European markets are expected to pare losses after opening lower on Monday, taking their cues from a quiet session in Asia, while traders are waiting for Fed Powell speech later in the day. Chinese markets were down, and oil markets increased after Houthi rebels struck various Saudi Aramco oil fields across Saudi Arabia over the weekend.
Do the markets indicate policy error?
Stocks surged, and volatility fell last week, raising the question of how long they will last. Stock markets both north and south of the Atlantic posted their most successful week since 2020 last week. Volatility has dropped considerably from the levels experienced right after Russia invaded Ukraine.
Although China has vowed to support its markets and economy, the wait for further easing continues after Chinese banks left borrowing costs unchanged.
The bond market continues to show caution due to the war, and rising rates in the US Treasury yield curves have flattened, and portions are inverted, indicating a potential slowdown. The US 10-year Treasury yield climbed to about 2.18 percent.
Market watchers are on edge amid soaring inflation, a war in Europe, and a commodity shock, as the yield curve continues to flatten. Its predictive abilities become more apparent — despite Fed chief Jerome Powell's clear message that the likelihood of a recession in the next year "is not particularly elevated".
Stock market analysts put a positive spin on six rate increases by the end of 2022, in contrast with bond market analysts, who expect the economy to slow by the end of 2022. Bond traders believe the rate hikes will weaken the economy, which at the time is considered a policy error by Wall Street.
Events of the week
After a busy week for central banks and geopolitical events, things will slow down this week. Still, as for the rest of the week, Powell and Lagarde are due to speak today and tomorrow. We are also expecting more flash PMI readings from the EU and UK. The Swiss National Bank will continue monetary policy discussions later this week. Investors will also stay cautious about ongoing negotiations for a ceasefire that have slowed to a crawl.
Economic expectations, consumer sentiment, the Treasury yield curve, and investor sentiment all indicate a possible slowdown looming on the horizon.
While the European Central Bank announced last week that it would wind down its asset purchase programme this summer, it did not commit to when it will raise interest rates. Investors are waiting for Fed chair Powell to speak on Monday and Lagarde's speech on Tuesday to find a clue on the central banks’ next move according to rising energy prices and their pressure on the economy. As such, if the PMI survey shows that the economy is weaker than expected, rate hike bets may be cut back, and the euro could skid again after just recovering from 22-month lows against the dollar.
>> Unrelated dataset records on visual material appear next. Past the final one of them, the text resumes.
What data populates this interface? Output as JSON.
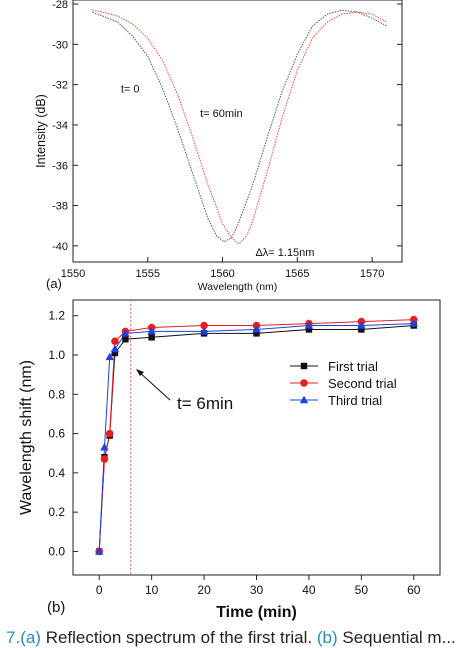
{
  "chart_data": [
    {
      "panel": "(a)",
      "type": "line",
      "xlabel": "Wavelength (nm)",
      "ylabel": "Intensity (dB)",
      "xlim": [
        1550,
        1572
      ],
      "ylim": [
        -40.8,
        -27.8
      ],
      "xticks": [
        1550,
        1555,
        1560,
        1565,
        1570
      ],
      "yticks": [
        -28,
        -30,
        -32,
        -34,
        -36,
        -38,
        -40
      ],
      "grid": false,
      "series": [
        {
          "name": "t= 0",
          "color": "#555555",
          "x": [
            1551.3,
            1552,
            1553,
            1554,
            1555,
            1556,
            1557,
            1558,
            1559,
            1559.6,
            1560.1,
            1560.6,
            1561,
            1562,
            1563,
            1564,
            1565,
            1566,
            1567,
            1568,
            1569,
            1570,
            1571
          ],
          "y": [
            -28.4,
            -28.6,
            -28.9,
            -29.6,
            -30.6,
            -32.2,
            -34.2,
            -36.4,
            -38.6,
            -39.5,
            -39.8,
            -39.6,
            -39.0,
            -37.0,
            -34.6,
            -32.3,
            -30.5,
            -29.1,
            -28.5,
            -28.3,
            -28.4,
            -28.7,
            -29.1
          ]
        },
        {
          "name": "t= 60min",
          "color": "#e8463c",
          "x": [
            1551.3,
            1552,
            1553,
            1554,
            1555,
            1556,
            1557,
            1558,
            1559,
            1560,
            1560.6,
            1561.1,
            1561.6,
            1562,
            1563,
            1564,
            1565,
            1566,
            1567,
            1568,
            1569,
            1570,
            1571
          ],
          "y": [
            -28.3,
            -28.4,
            -28.6,
            -29.0,
            -29.7,
            -30.8,
            -32.5,
            -34.6,
            -36.9,
            -38.9,
            -39.6,
            -39.9,
            -39.5,
            -38.8,
            -36.3,
            -33.6,
            -31.3,
            -29.7,
            -28.9,
            -28.5,
            -28.4,
            -28.5,
            -28.9
          ]
        }
      ],
      "annotations": [
        "t= 0",
        "t= 60min",
        "Δλ= 1.15nm"
      ]
    },
    {
      "panel": "(b)",
      "type": "line",
      "xlabel": "Time  (min)",
      "ylabel": "Wavelength shift  (nm)",
      "xlim": [
        -5,
        65
      ],
      "ylim": [
        -0.12,
        1.28
      ],
      "xticks": [
        0,
        10,
        20,
        30,
        40,
        50,
        60
      ],
      "yticks": [
        0.0,
        0.2,
        0.4,
        0.6,
        0.8,
        1.0,
        1.2
      ],
      "ytick_labels": [
        "0.0",
        "0.2",
        "0.4",
        "0.6",
        "0.8",
        "1.0",
        "1.2"
      ],
      "grid": false,
      "legend_position": "center-right",
      "x": [
        0,
        1,
        2,
        3,
        5,
        10,
        20,
        30,
        40,
        50,
        60
      ],
      "series": [
        {
          "name": "First trial",
          "color": "#111111",
          "marker": "square",
          "values": [
            0.0,
            0.48,
            0.59,
            1.01,
            1.08,
            1.09,
            1.11,
            1.11,
            1.13,
            1.13,
            1.15
          ]
        },
        {
          "name": "Second trial",
          "color": "#e62020",
          "marker": "circle",
          "values": [
            0.0,
            0.47,
            0.6,
            1.07,
            1.12,
            1.14,
            1.15,
            1.15,
            1.16,
            1.17,
            1.18
          ]
        },
        {
          "name": "Third trial",
          "color": "#1f3fe0",
          "marker": "triangle",
          "values": [
            0.0,
            0.53,
            0.99,
            1.03,
            1.11,
            1.12,
            1.12,
            1.13,
            1.15,
            1.15,
            1.16
          ]
        }
      ],
      "vline_x": 6,
      "annotation": "t= 6min"
    }
  ],
  "panel_labels": {
    "a": "(a)",
    "b": "(b)"
  },
  "caption": {
    "num": "7.",
    "a_ref": "(a)",
    "a_text": " Reflection spectrum of the first trial. ",
    "b_ref": "(b)",
    "b_text": " Sequential m..."
  }
}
Fed Chair Jerome Powell will speak about the economy at the annual Association for Business Economics conference on Monday, after initiating what is expected to be an aggressive monetary policy tightening cycle.
On Wednesday, Powell is to participate in a virtual panel discussion at a summit hosted by the Bank for International Settlements.
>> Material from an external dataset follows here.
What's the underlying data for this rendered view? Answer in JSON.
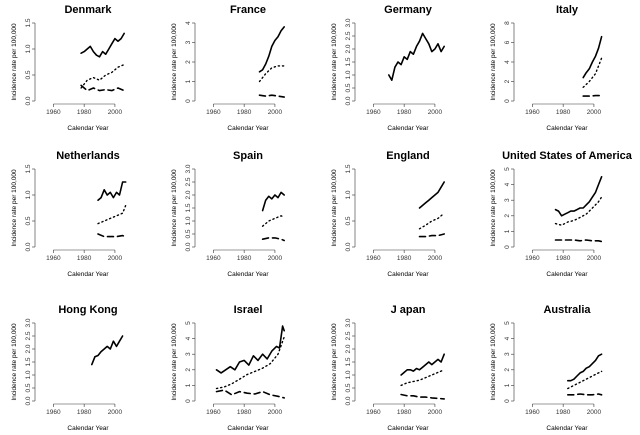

Wednesday will be a busy day for the GBP with a bunch of data from the UK. Inflation figures will kick in in the morning, and BoE governor Bailey will speak ahead of the annual budget release. According to current predictions, UK preliminary PMIs will fall to 58.7 from 59.9 and service PMI will decline below 60 to 58. Also, retail sales reports are due on Friday, with forecasts of a sharp drop for all indexes. The retail sales index is seen to decline to 0.8% from 1.9%, which will be another indication of the economic stagnation. In April, slow economic growth may lead the BoE to take a less hawkish stance.
US housing market data will be released on Thursday and Friday. Additionally, it is expected that initial jobless claims will decrease to 211K from 214K in February, and core durable goods orders will fall by 0.1% from 0.7% in January.